Research Mentor Training Workshop for Postdocs, May 2

This important workshop is designed to help postdocs develop skills and insight in mentoring young scientists and to provide the opportunity for interactions between mentors at different institutions and in different disciplines. Time:  9:30 am - 3:00 pm; lunch will be provided.  Location: BioScience Research Collaborative, Event Hall,  6500 Main Street. Spaces are limited. Registration deadline: April 23.

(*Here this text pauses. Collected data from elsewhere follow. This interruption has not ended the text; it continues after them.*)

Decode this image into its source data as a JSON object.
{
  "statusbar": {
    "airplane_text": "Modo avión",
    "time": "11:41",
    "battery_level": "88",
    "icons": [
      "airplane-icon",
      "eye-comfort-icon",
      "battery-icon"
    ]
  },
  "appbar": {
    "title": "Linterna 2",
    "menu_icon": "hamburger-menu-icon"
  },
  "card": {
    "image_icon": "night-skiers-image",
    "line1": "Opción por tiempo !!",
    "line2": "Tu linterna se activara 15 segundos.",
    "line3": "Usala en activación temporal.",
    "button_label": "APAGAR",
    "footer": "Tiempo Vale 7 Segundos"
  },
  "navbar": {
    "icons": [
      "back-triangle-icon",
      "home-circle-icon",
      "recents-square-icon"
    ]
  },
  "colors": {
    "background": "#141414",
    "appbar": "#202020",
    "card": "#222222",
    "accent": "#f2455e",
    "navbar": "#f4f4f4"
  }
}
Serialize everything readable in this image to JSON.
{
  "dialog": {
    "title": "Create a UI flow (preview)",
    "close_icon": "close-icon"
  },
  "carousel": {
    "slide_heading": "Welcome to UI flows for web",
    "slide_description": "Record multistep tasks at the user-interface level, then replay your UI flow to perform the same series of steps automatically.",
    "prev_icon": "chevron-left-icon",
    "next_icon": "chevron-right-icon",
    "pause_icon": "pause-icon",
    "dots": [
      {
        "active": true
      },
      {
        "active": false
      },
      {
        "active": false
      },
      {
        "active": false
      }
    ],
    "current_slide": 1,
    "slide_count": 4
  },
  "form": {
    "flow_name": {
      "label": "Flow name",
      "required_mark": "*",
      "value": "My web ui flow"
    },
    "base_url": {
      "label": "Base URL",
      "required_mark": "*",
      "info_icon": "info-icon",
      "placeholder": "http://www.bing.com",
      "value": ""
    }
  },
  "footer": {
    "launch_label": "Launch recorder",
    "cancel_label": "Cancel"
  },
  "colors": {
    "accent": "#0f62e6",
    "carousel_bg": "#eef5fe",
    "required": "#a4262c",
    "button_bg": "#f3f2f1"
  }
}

NMR and Cell Tracking Symposium, May 16

Confirmed speakers include Eric Ahrens, UCSD;  Craig Malloy, UTSW; Naomi Halas, Rice University; and Matthew Allen, Wayne State University.  Additionally, local speakers will discuss current NMR methods and highlight existing resources and technologies available in GCC institutions.  Sponsored by the GCC Consortium for Magnetic Resonance. BioScience Research Collaborative, 6500 Main St, 8:30 am to 5 pm.  Registration

1st Annual GCC Mental Health Research Symposium, May 18

Confirmed speakers include Ronald Duman, Yale University; Mary Kay Lobo, University of Maryland School of Medicine; and Susan Koester, NIMH.  Sponsored by the GCC Cluster for Mental Health Research. BioScience Research Collaborative, 6500 Main StRegistration

Reproducible Research (RR) with R and RStudio Workshop, June 6, 10 am -2:30 pm

First in the series of the GCC Rigor and Reproducibility (RR) Program targeted modules, this workshop will: 1) discuss examples motivating the shift to RR; 2) survey the simple nature of the most common problems; 3) discuss organizing data as projects; 4) use Rstudio, knitr, and rmarkdown to illustrate the use of literate programming to interleave text describing the analyses with the code producing the results; 5) use Rstudio, devtools, and roxygen2 to construct a basic R package; 6) survey other commonly used tools and give pointers to how they might be used and where to   learn more. This course will take place from presumes some working knowledge of R. Attendees are requested to bring laptops with recent versions of R and Rstudio installed, as well as the R packages knitr, rmarkdown, devtools, roxygen2, and RTools (this last is for Windows PCs; it’s required to compile R packages). BioScience Research Collaborative, Room 1003, 6500 Main St Limited to the first 30 registrants.  Registration

Scientific Data Integrity Workshop, June 13, 10 am -2:30 pm

Second in the series of the GCC Rigor and Reproducibility (RR) Program targeted modules, this workshop is designed to cover fundamental elements necessary to help assure the quality and integrity of data derived from research studies.  The workshop will review best practices for documentation of research activities, data capture, data (and document) management, and introduce risk mitigation strategies to enhance study reproducibility. A combination of mini lectures, case studies, and group exercises will comprise the activities. Knowledge gained will allow attendees to implement lessons learned within their research environment as elements of a quality system or internal to an individual research project. BioScience Research Collaborative, Room 1003, 6500 Main St Limited to the first 50 registrants.  Registration

q-bio 2018 Conference, BioScience Research Collaborative, June 26-29

The goal of the q-bio Conference is to enrich the connection between modeling and quantitative experimentation in biology.  This year’s conference features invited speakers doing innovative work in biomechanics, biological physics, systems and synthetic biology.   Faculty, grad students and postdocs are encouraged to attend. The GCC/Keck Center is a co-administrator for this international conference. Please see website for details.